Lucy Kaplansky has sang vocals with such folk powerhouses as Shawn Colvin, Nanci Griffith, and Suzanne Vega. She also has two albums of her own, the latest, "Flesh and Bone" was described by the Associated Press as "easily one of the best albums of the year." Richard Shindell, no slouch himself, won the 1998 American Federation of Independent Music "Folk Album of the Year" award for his album "Reunion Hill."

The reason for the name Cry Cry Cry is being kept under a hush-hush type of situation, but no one is crying over this partnership. The band formed when Williams and Shindell toured together last year. They discovered that they loved playing other peoples songs together. They called up their old friend Kaplansky who just finished her own tour and agreed to start their own band. They wanted to record what Williams called "an album that would cover the back roads of the United States and Canada, with material by artists who had been influenced by everything from traditional folk music to post-modern literature." And thus, Cry Cry Cry was born.

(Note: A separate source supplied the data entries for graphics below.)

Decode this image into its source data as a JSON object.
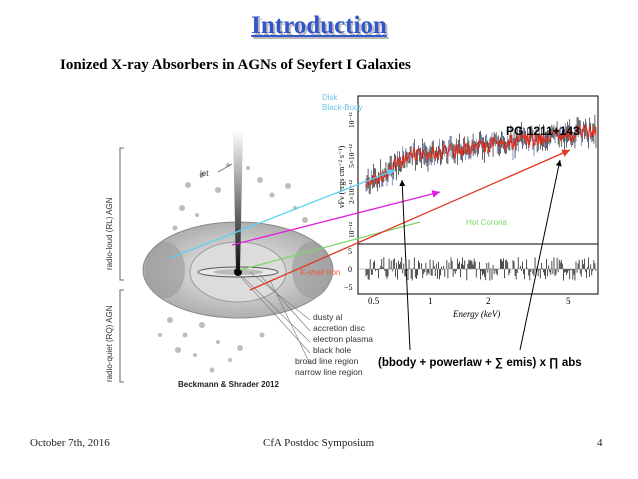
{
  "slide": {
    "title": "Introduction",
    "subtitle": "Ionized X-ray Absorbers in AGNs of Seyfert I Galaxies",
    "footer_left": "October 7th, 2016",
    "footer_center": "CfA Postdoc Symposium",
    "footer_right": "4"
  },
  "agn_diagram": {
    "jet_label": "jet",
    "rl_label": "radio-loud (RL) AGN",
    "rq_label": "radio-quiet (RQ) AGN",
    "component_labels": [
      "dusty al",
      "accretion disc",
      "electron plasma",
      "black hole",
      "broad line region",
      "narrow line region"
    ],
    "citation": "Beckmann & Shrader 2012"
  },
  "spectrum": {
    "object_label": "PG 1211+143",
    "overlay_labels": {
      "disk": "Disk",
      "blackbody": "Black-Body",
      "hot_corona": "Hot Corona",
      "kshell": "K-shell Iron"
    },
    "ylabel": "νFν (ergs cm⁻² s⁻¹)",
    "yticks": [
      "10⁻¹¹",
      "5×10⁻¹²",
      "2×10⁻¹²",
      "10⁻¹²"
    ],
    "xlabel": "Energy (keV)",
    "xticks": [
      "0.5",
      "1",
      "2",
      "5"
    ],
    "residual_ticks": [
      "5",
      "0",
      "−5"
    ]
  },
  "model_formula": "(bbody + powerlaw + ∑ emis) x ∏ abs",
  "colors": {
    "title": "#3355cc",
    "cyan_arrow": "#5ad2f0",
    "magenta_arrow": "#e020e0",
    "green_arrow": "#7ed66a",
    "red_arrow": "#e03a20",
    "torus": "#c8c8c8"
  }
}
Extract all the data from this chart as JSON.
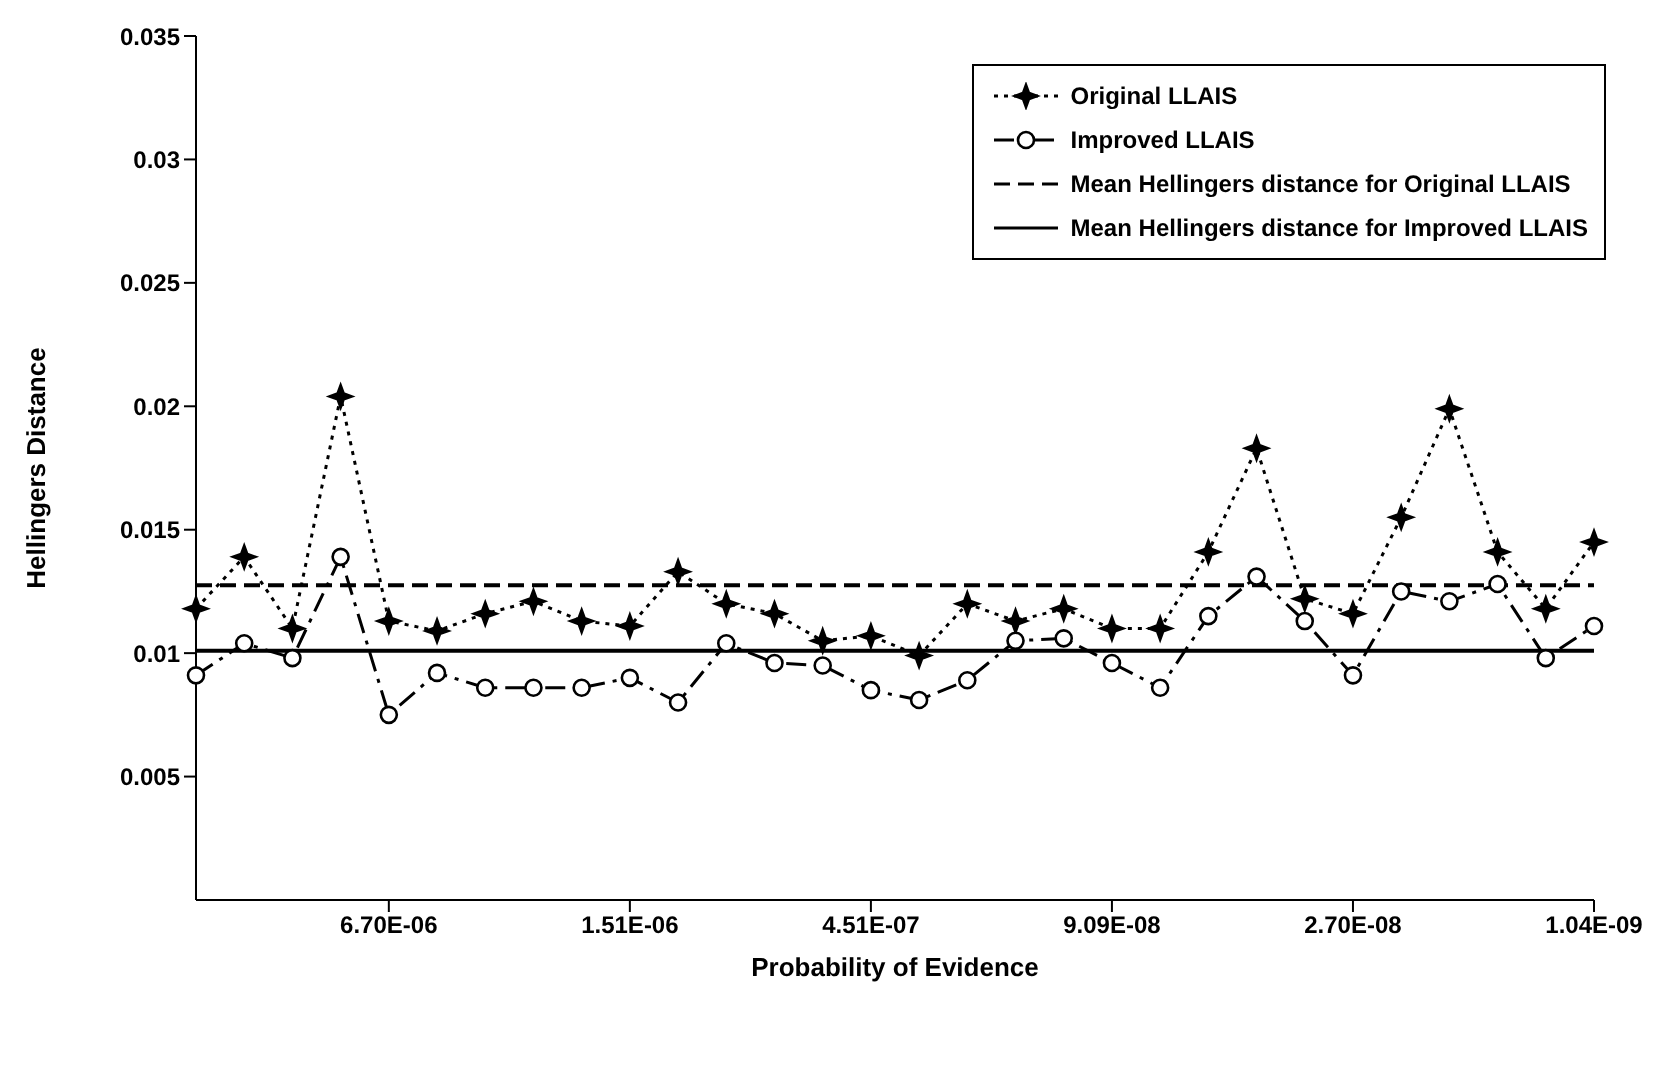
{
  "chart_data": {
    "type": "line",
    "xlabel": "Probability of Evidence",
    "ylabel": "Hellingers Distance",
    "categories": [
      null,
      null,
      null,
      null,
      "6.70E-06",
      null,
      null,
      null,
      null,
      "1.51E-06",
      null,
      null,
      null,
      null,
      "4.51E-07",
      null,
      null,
      null,
      null,
      "9.09E-08",
      null,
      null,
      null,
      null,
      "2.70E-08",
      null,
      null,
      null,
      null,
      "1.04E-09"
    ],
    "series": [
      {
        "name": "Original LLAIS",
        "color": "#000000",
        "marker": "star",
        "line_style": "dotted",
        "values": [
          0.0118,
          0.0139,
          0.011,
          0.0204,
          0.0113,
          0.0109,
          0.0116,
          0.0121,
          0.0113,
          0.0111,
          0.0133,
          0.012,
          0.0116,
          0.0105,
          0.0107,
          0.0099,
          0.012,
          0.0113,
          0.0118,
          0.011,
          0.011,
          0.0141,
          0.0183,
          0.0122,
          0.0116,
          0.0155,
          0.0199,
          0.0141,
          0.0118,
          0.0145
        ]
      },
      {
        "name": "Improved LLAIS",
        "color": "#000000",
        "marker": "circle",
        "line_style": "dashed",
        "values": [
          0.0091,
          0.0104,
          0.0098,
          0.0139,
          0.0075,
          0.0092,
          0.0086,
          0.0086,
          0.0086,
          0.009,
          0.008,
          0.0104,
          0.0096,
          0.0095,
          0.0085,
          0.0081,
          0.0089,
          0.0105,
          0.0106,
          0.0096,
          0.0086,
          0.0115,
          0.0131,
          0.0113,
          0.0091,
          0.0125,
          0.0121,
          0.0128,
          0.0098,
          0.0111
        ]
      }
    ],
    "ref_lines": [
      {
        "axis": "y",
        "value": 0.01275,
        "label": "Mean Hellingers distance for Original LLAIS",
        "color": "#000000",
        "line_style": "dashed"
      },
      {
        "axis": "y",
        "value": 0.0101,
        "label": "Mean Hellingers distance for Improved LLAIS",
        "color": "#000000",
        "line_style": "solid"
      }
    ],
    "ylim": [
      0,
      0.035
    ],
    "yticks": [
      0.005,
      0.01,
      0.015,
      0.02,
      0.025,
      0.03,
      0.035
    ],
    "legend": "top right"
  }
}
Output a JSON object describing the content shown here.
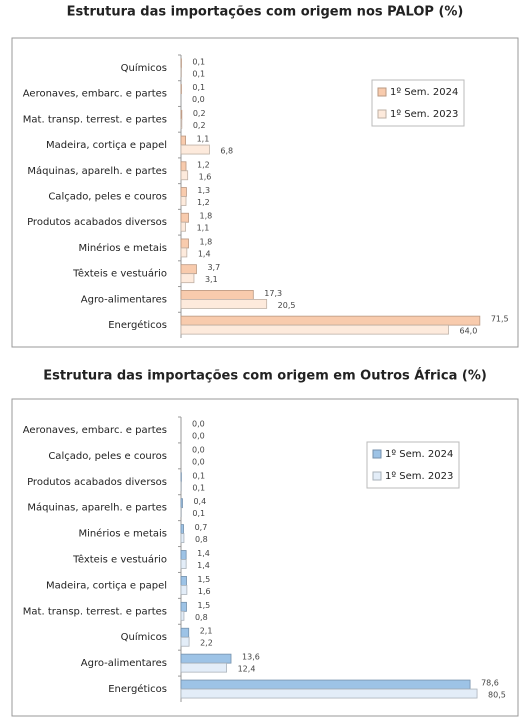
{
  "chart_data": [
    {
      "type": "bar",
      "orientation": "horizontal",
      "title": "Estrutura das importações com origem nos PALOP (%)",
      "categories": [
        "Químicos",
        "Aeronaves, embarc. e partes",
        "Mat. transp. terrest. e partes",
        "Madeira, cortiça e papel",
        "Máquinas, aparelh. e partes",
        "Calçado, peles e couros",
        "Produtos acabados diversos",
        "Minérios e metais",
        "Têxteis e vestuário",
        "Agro-alimentares",
        "Energéticos"
      ],
      "series": [
        {
          "name": "1º Sem. 2024",
          "color": "#f8cbad",
          "values": [
            0.1,
            0.1,
            0.2,
            1.1,
            1.2,
            1.3,
            1.8,
            1.8,
            3.7,
            17.3,
            71.5
          ],
          "value_labels": [
            "0,1",
            "0,1",
            "0,2",
            "1,1",
            "1,2",
            "1,3",
            "1,8",
            "1,8",
            "3,7",
            "17,3",
            "71,5"
          ]
        },
        {
          "name": "1º Sem. 2023",
          "color": "#fdeadc",
          "values": [
            0.1,
            0.0,
            0.2,
            6.8,
            1.6,
            1.2,
            1.1,
            1.4,
            3.1,
            20.5,
            64.0
          ],
          "value_labels": [
            "0,1",
            "0,0",
            "0,2",
            "6,8",
            "1,6",
            "1,2",
            "1,1",
            "1,4",
            "3,1",
            "20,5",
            "64,0"
          ]
        }
      ],
      "xlim": [
        0,
        78
      ],
      "legend": "upper right"
    },
    {
      "type": "bar",
      "orientation": "horizontal",
      "title": "Estrutura das importações com origem em Outros África (%)",
      "categories": [
        "Aeronaves, embarc. e partes",
        "Calçado, peles e couros",
        "Produtos acabados diversos",
        "Máquinas, aparelh. e partes",
        "Minérios e metais",
        "Têxteis e vestuário",
        "Madeira, cortiça e papel",
        "Mat. transp. terrest. e partes",
        "Químicos",
        "Agro-alimentares",
        "Energéticos"
      ],
      "series": [
        {
          "name": "1º Sem. 2024",
          "color": "#9dc3e6",
          "values": [
            0.0,
            0.0,
            0.1,
            0.4,
            0.7,
            1.4,
            1.5,
            1.5,
            2.1,
            13.6,
            78.6
          ],
          "value_labels": [
            "0,0",
            "0,0",
            "0,1",
            "0,4",
            "0,7",
            "1,4",
            "1,5",
            "1,5",
            "2,1",
            "13,6",
            "78,6"
          ]
        },
        {
          "name": "1º Sem. 2023",
          "color": "#e3edf8",
          "values": [
            0.0,
            0.0,
            0.1,
            0.1,
            0.8,
            1.4,
            1.6,
            0.8,
            2.2,
            12.4,
            80.5
          ],
          "value_labels": [
            "0,0",
            "0,0",
            "0,1",
            "0,1",
            "0,8",
            "1,4",
            "1,6",
            "0,8",
            "2,2",
            "12,4",
            "80,5"
          ]
        }
      ],
      "xlim": [
        0,
        90
      ],
      "legend": "upper right"
    }
  ]
}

This self-titled album is comprised of songs by other people, some very famous and some very obscure. The first song on the album is an REM tune called "Fall on Me," which the members of Cry Cry Cry decided to do because they wanted to pay tribute to one of their favorite folk bands. Other semi-famous musicians covered on this album are Ron Sexsmith, Robert Earl Keen, and Nerissa Nields. The Sexsmith song "Speaking with the Angel" is probably the best song on the album. The way the three voices twirl around Ron's beautiful lyrics and Shindell's guitar playing is simply a joy to hear. Robert Earl Keen's song "Shades of Grey" is as Robert said "the best cover anybody has ever done of a song of mine." It was Dar's decision to do Nield's "I Know What Kind of Love This Is," calling this song "one of the inspirations for the album."

Undoubtedly, the most obscure song on the album is by a simple homemaker and part-time performer from Pittsburgh name Leslie Smith. Cry Cry Cry's version of her song "Northern Cross" is an a cappella version which sounds as lonely as the song's lyrics describe.

The band is currently one an American tour, which comes to our area for a First Night concert New Years Eve in Oakland, New Jersey and on January 17 at Town Hall in New York City. Not surprisingly, most of their shows have been sold-out, so if you would like to see one of the best bands in America today, go for it. You will not be disappointed.